O uso da pílula abortiva durante o período de tempo especificado é considerado seguro e eficaz pelos especialistas médicos.
A gravidez é interrompida com êxito em mais de 95% dos casos em que a pílula é usada, segundo os estudos disponíveis. Complicações sérias, como sangramento excessivo, febre, infeção ou reação alérgica, que exigem consulta médica, são incomuns.
Onde está disponível nos EUA?
Pelo menos 15 estados americanos proibiram ou restringiram a maioria dos abortos, inclusive os que exigem medicamentos, desde que o Supremo Tribunal de Justiça dos Estados Unidos revogou em junho do ano passado o direito federal à interrupção da gravidez.

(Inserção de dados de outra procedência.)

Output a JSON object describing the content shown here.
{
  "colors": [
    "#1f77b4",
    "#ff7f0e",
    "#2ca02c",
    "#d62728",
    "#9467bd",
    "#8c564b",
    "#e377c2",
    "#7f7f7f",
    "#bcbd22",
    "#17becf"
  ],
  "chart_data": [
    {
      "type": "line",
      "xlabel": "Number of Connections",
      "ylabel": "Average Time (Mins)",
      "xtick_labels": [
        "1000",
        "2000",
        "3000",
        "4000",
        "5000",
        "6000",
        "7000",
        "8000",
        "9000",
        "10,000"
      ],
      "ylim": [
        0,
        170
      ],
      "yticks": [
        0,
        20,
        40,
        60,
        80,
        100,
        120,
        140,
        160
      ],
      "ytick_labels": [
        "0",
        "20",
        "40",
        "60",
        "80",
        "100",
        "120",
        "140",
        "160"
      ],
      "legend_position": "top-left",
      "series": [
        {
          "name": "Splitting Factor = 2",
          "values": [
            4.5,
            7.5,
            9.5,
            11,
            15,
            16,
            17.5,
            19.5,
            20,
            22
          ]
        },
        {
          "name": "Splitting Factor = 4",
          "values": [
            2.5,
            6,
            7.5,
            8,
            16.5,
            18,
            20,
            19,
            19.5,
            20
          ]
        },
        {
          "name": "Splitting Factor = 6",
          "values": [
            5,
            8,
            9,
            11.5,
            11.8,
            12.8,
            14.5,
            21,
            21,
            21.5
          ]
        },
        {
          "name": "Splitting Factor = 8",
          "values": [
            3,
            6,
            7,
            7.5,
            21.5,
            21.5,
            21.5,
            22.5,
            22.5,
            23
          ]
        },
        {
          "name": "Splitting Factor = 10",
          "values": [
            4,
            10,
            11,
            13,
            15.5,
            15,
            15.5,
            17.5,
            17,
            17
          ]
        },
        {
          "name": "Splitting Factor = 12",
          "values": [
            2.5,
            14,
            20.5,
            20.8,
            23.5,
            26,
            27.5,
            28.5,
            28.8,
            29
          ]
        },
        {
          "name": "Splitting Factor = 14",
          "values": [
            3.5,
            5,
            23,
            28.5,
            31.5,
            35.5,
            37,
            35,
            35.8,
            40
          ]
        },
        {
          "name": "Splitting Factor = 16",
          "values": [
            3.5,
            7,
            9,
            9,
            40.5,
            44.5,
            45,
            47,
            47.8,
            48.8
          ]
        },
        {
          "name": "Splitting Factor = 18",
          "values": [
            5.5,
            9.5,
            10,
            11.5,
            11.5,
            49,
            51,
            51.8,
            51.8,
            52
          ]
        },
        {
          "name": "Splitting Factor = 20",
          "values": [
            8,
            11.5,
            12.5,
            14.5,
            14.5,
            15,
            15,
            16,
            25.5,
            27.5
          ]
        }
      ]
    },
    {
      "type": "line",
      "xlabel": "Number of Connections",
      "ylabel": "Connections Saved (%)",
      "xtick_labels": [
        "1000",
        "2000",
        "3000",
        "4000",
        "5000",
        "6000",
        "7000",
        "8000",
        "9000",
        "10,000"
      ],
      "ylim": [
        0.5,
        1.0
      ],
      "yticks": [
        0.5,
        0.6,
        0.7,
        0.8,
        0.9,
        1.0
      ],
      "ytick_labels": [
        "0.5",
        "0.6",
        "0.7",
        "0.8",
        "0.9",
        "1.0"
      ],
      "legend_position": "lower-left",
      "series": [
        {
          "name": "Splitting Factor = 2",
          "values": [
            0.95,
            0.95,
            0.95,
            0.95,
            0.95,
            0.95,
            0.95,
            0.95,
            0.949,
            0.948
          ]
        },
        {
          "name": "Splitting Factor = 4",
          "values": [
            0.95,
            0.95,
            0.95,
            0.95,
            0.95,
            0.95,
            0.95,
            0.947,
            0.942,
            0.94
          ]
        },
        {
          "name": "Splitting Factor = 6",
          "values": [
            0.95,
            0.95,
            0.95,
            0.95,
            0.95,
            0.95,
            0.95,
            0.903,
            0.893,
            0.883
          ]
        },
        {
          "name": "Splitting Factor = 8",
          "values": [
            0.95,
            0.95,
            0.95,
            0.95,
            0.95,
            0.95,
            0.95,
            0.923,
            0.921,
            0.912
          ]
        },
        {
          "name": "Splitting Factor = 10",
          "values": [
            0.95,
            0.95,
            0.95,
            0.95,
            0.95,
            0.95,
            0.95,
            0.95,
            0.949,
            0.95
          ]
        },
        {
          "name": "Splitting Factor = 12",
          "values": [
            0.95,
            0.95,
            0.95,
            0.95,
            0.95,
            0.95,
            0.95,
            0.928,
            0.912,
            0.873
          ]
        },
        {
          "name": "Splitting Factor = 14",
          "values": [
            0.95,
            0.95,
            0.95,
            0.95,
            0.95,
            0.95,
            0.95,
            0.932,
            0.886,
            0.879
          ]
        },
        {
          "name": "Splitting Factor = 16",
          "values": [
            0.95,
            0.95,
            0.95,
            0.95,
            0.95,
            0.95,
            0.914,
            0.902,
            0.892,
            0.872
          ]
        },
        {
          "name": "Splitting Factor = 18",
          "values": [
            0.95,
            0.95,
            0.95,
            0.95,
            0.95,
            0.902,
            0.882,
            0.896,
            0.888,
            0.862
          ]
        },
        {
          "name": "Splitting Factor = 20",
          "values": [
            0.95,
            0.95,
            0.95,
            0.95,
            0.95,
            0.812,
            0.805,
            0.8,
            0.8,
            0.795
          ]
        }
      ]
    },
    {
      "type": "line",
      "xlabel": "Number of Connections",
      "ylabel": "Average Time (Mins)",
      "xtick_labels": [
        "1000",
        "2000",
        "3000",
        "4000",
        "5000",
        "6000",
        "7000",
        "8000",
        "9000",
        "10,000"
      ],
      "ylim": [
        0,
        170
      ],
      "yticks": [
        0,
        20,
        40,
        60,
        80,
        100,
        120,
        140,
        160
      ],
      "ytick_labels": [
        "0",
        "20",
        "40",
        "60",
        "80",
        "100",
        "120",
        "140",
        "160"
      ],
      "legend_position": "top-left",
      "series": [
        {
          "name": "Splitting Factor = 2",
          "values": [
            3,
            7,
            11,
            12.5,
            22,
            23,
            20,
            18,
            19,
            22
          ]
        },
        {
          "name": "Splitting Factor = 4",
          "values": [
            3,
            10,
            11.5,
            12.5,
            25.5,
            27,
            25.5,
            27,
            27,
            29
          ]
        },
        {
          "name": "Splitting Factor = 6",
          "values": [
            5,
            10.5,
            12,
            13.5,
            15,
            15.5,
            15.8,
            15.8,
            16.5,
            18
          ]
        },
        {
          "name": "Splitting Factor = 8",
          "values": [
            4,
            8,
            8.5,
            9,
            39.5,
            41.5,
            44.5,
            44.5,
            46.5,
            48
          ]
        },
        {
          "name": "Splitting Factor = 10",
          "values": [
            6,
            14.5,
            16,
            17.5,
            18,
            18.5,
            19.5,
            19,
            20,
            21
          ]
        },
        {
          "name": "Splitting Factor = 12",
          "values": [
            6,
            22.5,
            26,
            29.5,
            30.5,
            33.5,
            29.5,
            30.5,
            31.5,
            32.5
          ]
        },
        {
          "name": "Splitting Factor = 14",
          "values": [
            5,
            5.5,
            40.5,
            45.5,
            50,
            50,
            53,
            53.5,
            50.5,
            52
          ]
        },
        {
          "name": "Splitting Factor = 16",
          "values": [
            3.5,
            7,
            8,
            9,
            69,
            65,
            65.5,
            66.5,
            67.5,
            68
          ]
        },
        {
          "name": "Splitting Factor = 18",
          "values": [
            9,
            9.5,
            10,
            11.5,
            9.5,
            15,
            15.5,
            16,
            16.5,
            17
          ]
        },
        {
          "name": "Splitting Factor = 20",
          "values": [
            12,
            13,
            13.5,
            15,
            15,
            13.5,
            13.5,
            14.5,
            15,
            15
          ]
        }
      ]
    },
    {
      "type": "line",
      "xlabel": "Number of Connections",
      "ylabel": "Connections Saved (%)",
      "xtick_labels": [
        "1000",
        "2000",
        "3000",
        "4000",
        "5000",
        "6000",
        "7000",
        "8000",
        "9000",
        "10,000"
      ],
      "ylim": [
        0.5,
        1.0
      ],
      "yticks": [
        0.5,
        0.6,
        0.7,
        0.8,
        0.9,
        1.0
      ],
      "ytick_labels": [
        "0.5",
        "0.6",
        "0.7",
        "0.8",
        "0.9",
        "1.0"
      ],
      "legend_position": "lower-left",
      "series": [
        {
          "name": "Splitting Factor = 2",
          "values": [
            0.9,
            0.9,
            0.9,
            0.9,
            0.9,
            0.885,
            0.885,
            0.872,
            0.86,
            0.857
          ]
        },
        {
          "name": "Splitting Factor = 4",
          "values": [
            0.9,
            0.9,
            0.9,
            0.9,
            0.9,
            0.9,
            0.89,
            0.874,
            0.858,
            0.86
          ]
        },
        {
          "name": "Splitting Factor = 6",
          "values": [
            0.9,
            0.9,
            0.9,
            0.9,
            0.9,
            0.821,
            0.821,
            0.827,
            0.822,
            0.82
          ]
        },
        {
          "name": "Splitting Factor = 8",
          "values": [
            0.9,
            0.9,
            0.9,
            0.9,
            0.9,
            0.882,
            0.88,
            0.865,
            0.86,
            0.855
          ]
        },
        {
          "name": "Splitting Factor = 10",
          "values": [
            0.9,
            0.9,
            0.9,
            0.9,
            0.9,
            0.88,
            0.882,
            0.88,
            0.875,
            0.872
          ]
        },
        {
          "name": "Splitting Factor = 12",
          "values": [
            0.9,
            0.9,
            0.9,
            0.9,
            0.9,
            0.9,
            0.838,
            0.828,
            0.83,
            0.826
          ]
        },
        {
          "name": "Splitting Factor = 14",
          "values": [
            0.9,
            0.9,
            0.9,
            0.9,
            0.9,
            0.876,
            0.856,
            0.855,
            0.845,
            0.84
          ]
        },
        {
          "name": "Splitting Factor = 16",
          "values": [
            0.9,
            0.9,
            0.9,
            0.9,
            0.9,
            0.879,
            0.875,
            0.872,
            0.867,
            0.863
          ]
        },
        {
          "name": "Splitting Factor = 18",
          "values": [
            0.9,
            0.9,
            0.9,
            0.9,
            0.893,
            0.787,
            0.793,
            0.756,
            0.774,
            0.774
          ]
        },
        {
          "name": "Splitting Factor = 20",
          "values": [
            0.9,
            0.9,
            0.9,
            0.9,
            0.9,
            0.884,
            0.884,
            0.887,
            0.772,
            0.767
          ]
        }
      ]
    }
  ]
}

Apesar das proibições, várias organizações mobilizaram-se para fornecer pílulas abortivas a mulheres em estados onde o aborto enfrenta restrições. O alcance dos esforços é difícil de avaliar.
Nos estados onde o aborto é legal, a FDA recentemente flexibilizou as restrições de acesso à mifepristona, com a permissão para o envio por correspondência com prescrição médica ou a venda direta nas farmácias como qualquer outro medicamento.
"O Supremo Tribunal tem uma larga tradição de respeito pelas opiniões científicas das agências federais", disse Lawrence Gostin, professor de Direito da Universidade de Georgetown, à AFP.
Este reconhecido especialista em direito sanitário espera uma resolução favorável à FDA. Reconhece, no entanto, que "o resultado da batalha é incerto". "A super maioria conservadora do Supremo Tribunal cancelou o direito constitucional ao aborto e mostrou-se hostil às regulações federais relacionadas à Covid-19 e às mudanças climáticas". "Este é um momento perigoso para as mulheres americanas", observou.